One year after attending a Climate Smart seminar that helps businesses measure their carbon footprint and implement strategies for reducing emissions, Tinhorn Creek Vineyards is carbon neutral and will save about $42,500 a year thanks to its energy- and water-efficiency efforts and buying carbon offsets, reports The Globe and Mail.
Tinhorn Creek Vineyard is one of the latest eco-friendly vineyards joining the ranks of others that have targeted goals to reduce emissions and cut energy costs by adding renewable energy, buying carbon offsets, switching to lighter weight glass, targeting water efficiency measures and upgrading their lighting.
Sandra Oldfield, head of operations and winemaker of Tinhorn Creek Vineyards near Oliver, B.C., told The Globe and Mail that by calculating the winery’s footprint and conducting an energy audit, it showed where the winery had inefficiencies.
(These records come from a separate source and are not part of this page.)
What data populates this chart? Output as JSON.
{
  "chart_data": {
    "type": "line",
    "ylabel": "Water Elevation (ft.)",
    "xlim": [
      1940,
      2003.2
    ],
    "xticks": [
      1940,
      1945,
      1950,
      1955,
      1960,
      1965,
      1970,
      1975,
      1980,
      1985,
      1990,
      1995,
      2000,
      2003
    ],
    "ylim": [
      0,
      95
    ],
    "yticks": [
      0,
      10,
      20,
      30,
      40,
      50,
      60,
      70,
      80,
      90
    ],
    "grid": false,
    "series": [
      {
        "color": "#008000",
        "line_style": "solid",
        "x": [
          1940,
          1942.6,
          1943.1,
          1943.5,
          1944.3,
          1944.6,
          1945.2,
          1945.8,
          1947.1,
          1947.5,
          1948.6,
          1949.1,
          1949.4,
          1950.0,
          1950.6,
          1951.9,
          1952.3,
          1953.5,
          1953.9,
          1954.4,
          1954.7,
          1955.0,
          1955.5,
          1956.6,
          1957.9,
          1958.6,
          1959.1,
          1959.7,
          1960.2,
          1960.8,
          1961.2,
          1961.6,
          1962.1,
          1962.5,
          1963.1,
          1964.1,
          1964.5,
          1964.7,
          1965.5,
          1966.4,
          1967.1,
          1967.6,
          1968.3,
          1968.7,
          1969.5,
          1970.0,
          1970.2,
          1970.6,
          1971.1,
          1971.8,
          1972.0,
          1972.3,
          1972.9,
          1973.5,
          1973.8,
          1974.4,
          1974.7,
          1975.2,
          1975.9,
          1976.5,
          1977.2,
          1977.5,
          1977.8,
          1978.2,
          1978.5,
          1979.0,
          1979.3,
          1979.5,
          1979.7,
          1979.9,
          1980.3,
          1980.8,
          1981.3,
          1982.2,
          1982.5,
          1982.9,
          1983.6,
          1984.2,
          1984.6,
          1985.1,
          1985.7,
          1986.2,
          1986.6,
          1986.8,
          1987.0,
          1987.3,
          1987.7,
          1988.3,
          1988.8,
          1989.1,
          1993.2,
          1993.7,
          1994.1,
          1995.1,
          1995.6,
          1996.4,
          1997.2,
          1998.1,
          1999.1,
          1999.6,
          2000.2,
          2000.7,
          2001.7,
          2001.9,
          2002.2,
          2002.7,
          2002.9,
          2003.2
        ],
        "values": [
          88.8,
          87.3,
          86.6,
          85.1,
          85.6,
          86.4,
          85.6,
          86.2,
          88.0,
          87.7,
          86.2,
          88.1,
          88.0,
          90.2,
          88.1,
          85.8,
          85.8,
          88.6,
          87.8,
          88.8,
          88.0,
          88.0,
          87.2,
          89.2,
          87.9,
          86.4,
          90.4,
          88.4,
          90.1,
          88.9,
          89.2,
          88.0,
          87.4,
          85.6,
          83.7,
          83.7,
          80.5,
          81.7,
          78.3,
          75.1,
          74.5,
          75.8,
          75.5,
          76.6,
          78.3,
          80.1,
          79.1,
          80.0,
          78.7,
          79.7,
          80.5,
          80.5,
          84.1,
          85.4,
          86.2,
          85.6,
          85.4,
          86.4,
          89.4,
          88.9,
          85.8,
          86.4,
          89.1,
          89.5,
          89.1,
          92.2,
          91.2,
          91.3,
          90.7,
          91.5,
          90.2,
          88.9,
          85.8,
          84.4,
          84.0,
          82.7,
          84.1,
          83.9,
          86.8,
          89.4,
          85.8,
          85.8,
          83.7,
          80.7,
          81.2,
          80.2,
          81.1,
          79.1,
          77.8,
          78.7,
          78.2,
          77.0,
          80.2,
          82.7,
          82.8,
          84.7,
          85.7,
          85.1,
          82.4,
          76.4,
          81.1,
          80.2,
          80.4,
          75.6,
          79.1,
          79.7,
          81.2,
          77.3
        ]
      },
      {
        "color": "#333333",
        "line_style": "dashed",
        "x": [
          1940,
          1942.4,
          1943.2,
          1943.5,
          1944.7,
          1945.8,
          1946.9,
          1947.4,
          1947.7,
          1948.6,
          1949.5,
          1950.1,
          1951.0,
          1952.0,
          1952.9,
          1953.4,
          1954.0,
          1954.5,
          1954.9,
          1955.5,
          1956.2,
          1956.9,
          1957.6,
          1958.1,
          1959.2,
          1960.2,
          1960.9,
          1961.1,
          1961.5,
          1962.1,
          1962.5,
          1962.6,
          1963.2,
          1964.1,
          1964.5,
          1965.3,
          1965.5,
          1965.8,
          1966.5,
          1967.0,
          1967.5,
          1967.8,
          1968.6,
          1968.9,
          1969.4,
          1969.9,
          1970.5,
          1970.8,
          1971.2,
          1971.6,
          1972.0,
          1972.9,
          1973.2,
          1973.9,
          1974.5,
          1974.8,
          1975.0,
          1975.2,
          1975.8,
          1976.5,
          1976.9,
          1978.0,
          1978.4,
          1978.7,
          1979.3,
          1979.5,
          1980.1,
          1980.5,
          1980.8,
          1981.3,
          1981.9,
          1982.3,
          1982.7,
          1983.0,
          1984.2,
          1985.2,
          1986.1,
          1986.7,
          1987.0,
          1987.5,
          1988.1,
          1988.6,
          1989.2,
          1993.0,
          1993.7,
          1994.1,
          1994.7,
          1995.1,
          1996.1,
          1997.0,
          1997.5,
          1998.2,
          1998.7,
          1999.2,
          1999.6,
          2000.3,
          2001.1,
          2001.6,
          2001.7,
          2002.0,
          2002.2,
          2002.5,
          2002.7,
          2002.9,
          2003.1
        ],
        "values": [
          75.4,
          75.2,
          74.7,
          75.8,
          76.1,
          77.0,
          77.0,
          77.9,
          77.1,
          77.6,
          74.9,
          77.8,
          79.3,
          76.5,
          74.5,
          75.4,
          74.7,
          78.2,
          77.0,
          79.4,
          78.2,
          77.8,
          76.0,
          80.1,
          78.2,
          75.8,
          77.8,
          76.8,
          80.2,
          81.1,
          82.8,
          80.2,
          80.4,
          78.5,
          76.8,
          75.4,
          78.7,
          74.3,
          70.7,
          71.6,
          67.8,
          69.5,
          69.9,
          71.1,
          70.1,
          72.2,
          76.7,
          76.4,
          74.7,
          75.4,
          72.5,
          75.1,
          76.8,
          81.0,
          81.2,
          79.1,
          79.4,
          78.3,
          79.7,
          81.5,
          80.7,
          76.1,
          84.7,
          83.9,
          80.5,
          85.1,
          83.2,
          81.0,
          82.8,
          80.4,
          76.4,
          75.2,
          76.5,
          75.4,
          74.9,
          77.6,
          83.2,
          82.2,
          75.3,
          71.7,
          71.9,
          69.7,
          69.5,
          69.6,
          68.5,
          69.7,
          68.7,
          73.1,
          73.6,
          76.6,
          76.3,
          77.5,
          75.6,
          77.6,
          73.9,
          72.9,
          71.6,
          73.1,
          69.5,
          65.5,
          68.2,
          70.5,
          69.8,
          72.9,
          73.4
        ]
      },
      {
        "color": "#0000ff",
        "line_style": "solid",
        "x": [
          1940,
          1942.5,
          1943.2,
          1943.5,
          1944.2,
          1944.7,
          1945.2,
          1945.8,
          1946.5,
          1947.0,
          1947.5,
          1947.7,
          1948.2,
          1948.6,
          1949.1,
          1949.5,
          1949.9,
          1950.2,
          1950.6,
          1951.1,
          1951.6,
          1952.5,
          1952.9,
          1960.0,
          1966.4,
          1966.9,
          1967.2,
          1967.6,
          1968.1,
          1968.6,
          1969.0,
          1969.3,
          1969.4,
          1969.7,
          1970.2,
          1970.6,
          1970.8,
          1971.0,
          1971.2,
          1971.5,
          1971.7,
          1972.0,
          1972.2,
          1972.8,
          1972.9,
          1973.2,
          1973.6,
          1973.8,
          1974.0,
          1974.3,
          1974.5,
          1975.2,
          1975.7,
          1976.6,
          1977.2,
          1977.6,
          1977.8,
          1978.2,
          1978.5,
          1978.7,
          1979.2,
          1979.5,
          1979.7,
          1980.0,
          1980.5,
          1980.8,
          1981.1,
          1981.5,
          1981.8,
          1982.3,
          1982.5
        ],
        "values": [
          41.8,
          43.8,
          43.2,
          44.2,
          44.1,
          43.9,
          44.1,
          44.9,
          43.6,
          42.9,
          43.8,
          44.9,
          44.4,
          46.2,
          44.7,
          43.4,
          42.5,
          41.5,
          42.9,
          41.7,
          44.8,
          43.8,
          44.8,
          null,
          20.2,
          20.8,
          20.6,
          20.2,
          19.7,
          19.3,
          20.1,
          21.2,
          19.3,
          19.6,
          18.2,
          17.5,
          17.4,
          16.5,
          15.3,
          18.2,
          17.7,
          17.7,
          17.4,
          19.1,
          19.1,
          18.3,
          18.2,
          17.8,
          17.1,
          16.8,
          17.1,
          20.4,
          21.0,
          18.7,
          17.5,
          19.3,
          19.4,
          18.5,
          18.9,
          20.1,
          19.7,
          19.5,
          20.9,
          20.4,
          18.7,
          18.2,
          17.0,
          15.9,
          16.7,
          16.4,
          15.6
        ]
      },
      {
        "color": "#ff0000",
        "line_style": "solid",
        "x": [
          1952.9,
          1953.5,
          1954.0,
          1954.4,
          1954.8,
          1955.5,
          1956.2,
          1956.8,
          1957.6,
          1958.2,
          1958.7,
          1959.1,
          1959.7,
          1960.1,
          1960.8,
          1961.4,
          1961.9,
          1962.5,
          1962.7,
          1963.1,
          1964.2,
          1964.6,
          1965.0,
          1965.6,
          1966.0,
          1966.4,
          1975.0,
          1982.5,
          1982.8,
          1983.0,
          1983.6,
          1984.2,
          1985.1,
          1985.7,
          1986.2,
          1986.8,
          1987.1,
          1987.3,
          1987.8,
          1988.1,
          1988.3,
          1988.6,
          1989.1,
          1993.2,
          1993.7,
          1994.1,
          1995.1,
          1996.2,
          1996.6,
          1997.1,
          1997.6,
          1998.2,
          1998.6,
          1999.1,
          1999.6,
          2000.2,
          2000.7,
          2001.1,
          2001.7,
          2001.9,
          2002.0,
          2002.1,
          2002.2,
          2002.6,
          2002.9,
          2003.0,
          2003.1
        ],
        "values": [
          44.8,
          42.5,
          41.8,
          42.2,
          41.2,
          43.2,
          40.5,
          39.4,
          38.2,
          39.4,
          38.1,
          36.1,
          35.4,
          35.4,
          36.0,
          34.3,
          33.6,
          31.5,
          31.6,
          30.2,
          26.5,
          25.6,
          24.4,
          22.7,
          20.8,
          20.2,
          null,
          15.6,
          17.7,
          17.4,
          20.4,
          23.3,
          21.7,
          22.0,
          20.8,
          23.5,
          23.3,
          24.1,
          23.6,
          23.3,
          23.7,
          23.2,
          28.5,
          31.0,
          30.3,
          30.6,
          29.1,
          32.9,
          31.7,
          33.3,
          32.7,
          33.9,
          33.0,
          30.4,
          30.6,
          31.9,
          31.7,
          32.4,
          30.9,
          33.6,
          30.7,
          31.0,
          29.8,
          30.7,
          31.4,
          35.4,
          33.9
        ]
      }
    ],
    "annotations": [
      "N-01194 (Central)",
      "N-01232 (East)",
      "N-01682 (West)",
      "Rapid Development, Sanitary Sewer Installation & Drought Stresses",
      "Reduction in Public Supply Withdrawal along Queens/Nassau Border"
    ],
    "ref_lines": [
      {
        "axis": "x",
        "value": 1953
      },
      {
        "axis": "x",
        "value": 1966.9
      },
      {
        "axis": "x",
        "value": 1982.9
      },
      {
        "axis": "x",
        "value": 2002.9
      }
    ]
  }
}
This led to many projects ranging from upgrading the vineyards watering system to a water-efficient drip irrigation system that will eventually save the vineyard about $4,000 annually when the drip system is installed on all 130 acres, and switching to 15 percent lighter bottles that are more eco-friendly and less expensive, saving the company $30,000 per year.
The wine bottles are made from 35-50 percent recycled glass and 90 percent of the glass is produced within 500 kilometers of the winery. Shipments are also trucked in full truckloads to reduce the winery’s carbon footprint.
The company also consolidates pallet shipments of wine to reduce shipping. Ninety-five percent of its wine is sold within British Columbia and Alberta, which further reduces its carbon footprint.
Other efforts cited in the article include new programmable thermostats, which turn the heat down at night in Tinhorn Creek’s main building. This reduces the winery’s energy bills by $4,500 a year. The vineyard also instituted a policy to shut off lights in empty rooms, which saves an additional $500 per year.
The winery also shifted to a double-sided copy policy that will save about $100 per year, and reduced its garbage pick-ups to only when the dumpster is full, which reduces travel-related emissions and cuts its trash pick-up bills by about $400 annually.
The winery recycles its bottles, all wooden pallets used for shipping, cardboard and paper. It also recycles about 90 percent of all plastic pallet wrap used during bottling.
Being eco-friendly also helps with its marketing efforts, making Tinhorn Creek a green landmark, reports The Globe and Mail.